Linda Stasi » 11.13.11 »
‘This ain’t no Medieval Times dinner show,” Charlie Andrews, reigning world jousting champion, says just before the finals where he nearly takes someone’s head off.
Yes, I did say jousting, and no, “Knights of Mayhem,” Nat Geo’s new reality show about modern-day jousting ain’t no show where ladies faire and courtiers in giant pantaloons dance around to the amusement of fat tourists glomming down chili dogs.
Extreme Jousting, (is there any other kind?), is suddenly and not quietly making a comeback after only 500 years!
And much of the rise of the sport in the USA is due to Andrews, a mean, not-lean wild man who has lost his wife, his life savings and everything else a wild man might hold dear in order to pursue this deadly sport and make it the next big thing.
Never doubt a 240-pound man in 150 pounds of armor charging at you on a 2,000- pound steed in the heart of Texas.

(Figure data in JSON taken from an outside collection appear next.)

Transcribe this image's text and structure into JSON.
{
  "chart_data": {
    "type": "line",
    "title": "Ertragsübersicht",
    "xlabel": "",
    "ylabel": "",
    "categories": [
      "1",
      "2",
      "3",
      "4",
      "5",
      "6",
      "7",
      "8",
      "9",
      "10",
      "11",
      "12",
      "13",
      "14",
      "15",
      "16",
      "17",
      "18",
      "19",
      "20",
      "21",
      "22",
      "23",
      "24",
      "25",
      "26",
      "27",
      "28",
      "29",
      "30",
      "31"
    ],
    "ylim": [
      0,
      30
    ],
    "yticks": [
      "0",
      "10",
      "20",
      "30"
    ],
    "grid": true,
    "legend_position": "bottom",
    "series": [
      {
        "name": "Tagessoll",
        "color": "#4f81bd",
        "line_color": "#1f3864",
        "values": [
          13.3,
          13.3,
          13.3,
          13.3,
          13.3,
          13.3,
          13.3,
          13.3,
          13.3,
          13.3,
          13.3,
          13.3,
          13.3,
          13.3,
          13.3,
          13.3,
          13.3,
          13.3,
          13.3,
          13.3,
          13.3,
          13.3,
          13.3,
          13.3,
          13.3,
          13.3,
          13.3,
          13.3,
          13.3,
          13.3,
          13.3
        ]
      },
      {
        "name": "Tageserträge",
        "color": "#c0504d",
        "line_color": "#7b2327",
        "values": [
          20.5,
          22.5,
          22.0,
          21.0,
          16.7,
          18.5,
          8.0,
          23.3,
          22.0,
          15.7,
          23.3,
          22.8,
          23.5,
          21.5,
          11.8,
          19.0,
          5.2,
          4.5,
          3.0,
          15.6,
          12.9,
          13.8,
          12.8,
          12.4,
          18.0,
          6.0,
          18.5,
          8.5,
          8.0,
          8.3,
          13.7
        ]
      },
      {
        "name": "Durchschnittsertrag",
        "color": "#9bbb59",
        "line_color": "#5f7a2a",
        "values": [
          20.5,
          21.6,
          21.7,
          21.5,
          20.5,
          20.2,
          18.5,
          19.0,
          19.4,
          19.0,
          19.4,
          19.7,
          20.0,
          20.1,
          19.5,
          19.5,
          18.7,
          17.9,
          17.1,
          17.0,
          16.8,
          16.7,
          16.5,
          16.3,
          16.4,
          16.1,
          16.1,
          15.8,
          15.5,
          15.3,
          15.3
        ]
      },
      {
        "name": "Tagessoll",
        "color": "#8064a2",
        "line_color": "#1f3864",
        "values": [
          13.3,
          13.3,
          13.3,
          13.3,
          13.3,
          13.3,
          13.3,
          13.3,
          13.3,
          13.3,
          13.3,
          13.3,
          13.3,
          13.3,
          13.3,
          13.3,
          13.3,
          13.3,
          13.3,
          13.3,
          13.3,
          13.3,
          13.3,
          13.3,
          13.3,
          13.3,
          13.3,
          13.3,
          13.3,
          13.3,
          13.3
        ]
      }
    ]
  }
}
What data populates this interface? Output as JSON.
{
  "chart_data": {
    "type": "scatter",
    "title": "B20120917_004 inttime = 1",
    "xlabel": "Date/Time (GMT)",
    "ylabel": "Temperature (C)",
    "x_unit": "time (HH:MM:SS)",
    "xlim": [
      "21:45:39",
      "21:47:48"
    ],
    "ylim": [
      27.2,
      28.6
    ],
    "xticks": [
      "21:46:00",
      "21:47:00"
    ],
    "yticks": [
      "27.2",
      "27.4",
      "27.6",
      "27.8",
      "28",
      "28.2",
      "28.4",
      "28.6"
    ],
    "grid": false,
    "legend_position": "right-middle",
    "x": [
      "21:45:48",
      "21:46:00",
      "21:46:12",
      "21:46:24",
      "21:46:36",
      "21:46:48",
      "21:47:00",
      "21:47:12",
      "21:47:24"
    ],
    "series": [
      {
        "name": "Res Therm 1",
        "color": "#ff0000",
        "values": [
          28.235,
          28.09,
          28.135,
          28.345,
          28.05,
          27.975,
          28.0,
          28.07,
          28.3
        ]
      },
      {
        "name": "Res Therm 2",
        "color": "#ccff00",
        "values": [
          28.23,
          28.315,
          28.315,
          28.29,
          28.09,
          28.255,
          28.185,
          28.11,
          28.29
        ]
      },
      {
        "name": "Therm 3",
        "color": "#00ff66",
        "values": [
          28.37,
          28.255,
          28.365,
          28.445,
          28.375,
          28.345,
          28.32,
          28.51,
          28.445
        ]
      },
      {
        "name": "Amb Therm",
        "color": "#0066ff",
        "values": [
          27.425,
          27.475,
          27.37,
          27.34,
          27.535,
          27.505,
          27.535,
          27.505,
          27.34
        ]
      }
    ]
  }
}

On tomorrow night’s premiere, we follow Andrews, a tremendously unlikeable, but very competent jouster as he sets up his training camp and then risks his life as often as he can to charge at other “knights” at top speed with a giant lance.
And I was riveted.
His chief rival is the quietly lethal Black Knight, Patrick Lambke, who is everything you imagine someone with that moniker would be. Lambke got into jousting when he was fresh out of the army in the 1990s. He worked one joust as a stunt photographer and was hooked.
In fact, Lambke taught Charlie everything he knows about jousting and now Charlie has overtaken him as world champ.

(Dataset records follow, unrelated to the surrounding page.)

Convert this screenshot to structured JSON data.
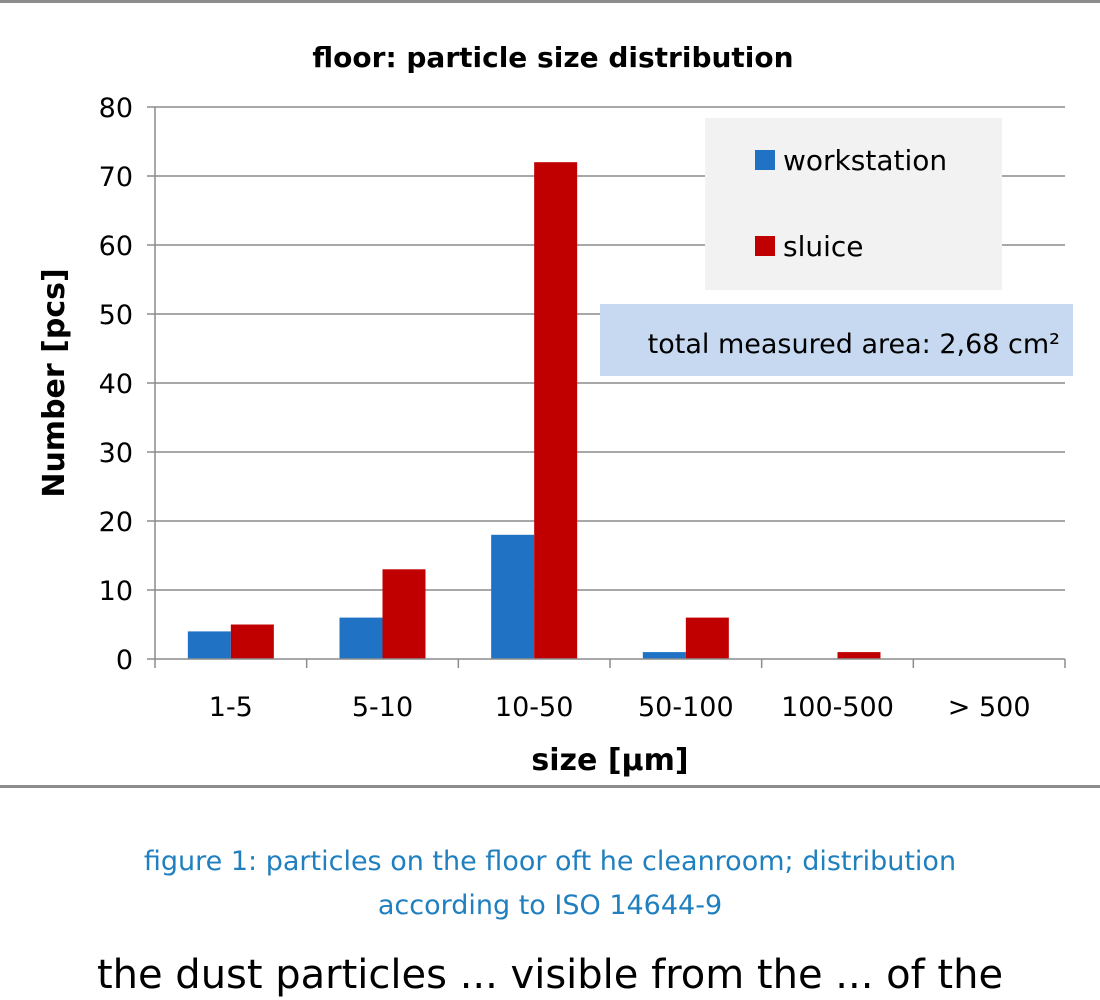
{
  "caption": {
    "line1": "figure 1: particles on the floor oft he cleanroom; distribution",
    "line2": "according to ISO 14644-9"
  },
  "body_text_partial": "the dust particles ... visible from the ... of the",
  "chart_data": {
    "type": "bar",
    "title": "floor: particle size distribution",
    "xlabel": "size [µm]",
    "ylabel": "Number [pcs]",
    "ylim": [
      0,
      80
    ],
    "yticks": [
      0,
      10,
      20,
      30,
      40,
      50,
      60,
      70,
      80
    ],
    "categories": [
      "1-5",
      "5-10",
      "10-50",
      "50-100",
      "100-500",
      "> 500"
    ],
    "series": [
      {
        "name": "workstation",
        "color": "#1f72c4",
        "values": [
          4,
          6,
          18,
          1,
          0,
          0
        ]
      },
      {
        "name": "sluice",
        "color": "#c00000",
        "values": [
          5,
          13,
          72,
          6,
          1,
          0
        ]
      }
    ],
    "grid": true,
    "legend_position": "top-right",
    "annotation": "total measured area: 2,68 cm²"
  }
}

It is Charlie’s dream to get full-contact jousting into arenas and out of the Renaissance Fair circuit. To do that he needs rookies -- athletes willing to risk everything including their lives -- in order to make this a giant professional sport.
And with this reality series, he might succeed. What you’re watching, with your heart in your mouth, is the birth of a sport before it gets controlled by corporations, sponsors, advertisers, agents and networks.
It’s raw, it’s got heart and the enemies are really enemies -- unlike the theatrics of wrestling.
When Charlie says, “Even though Patrick is my ‘brother,’ I will cut his head off with a chain saw and leave it on the side of the road,” he means it. And then he almost does it with a lance.
There are the rivalries, the scared rookies and the daily risk of death for an insane sport these guys love. And best, there are the weekly jousts themselves.
“It’s the new extreme sport that’s also the oldest extreme sport,” Andrews growls between expletives.
Not for nuthin’ but these knights are enough to make those maidens faire who work at Medieval Times rip their bodices right off.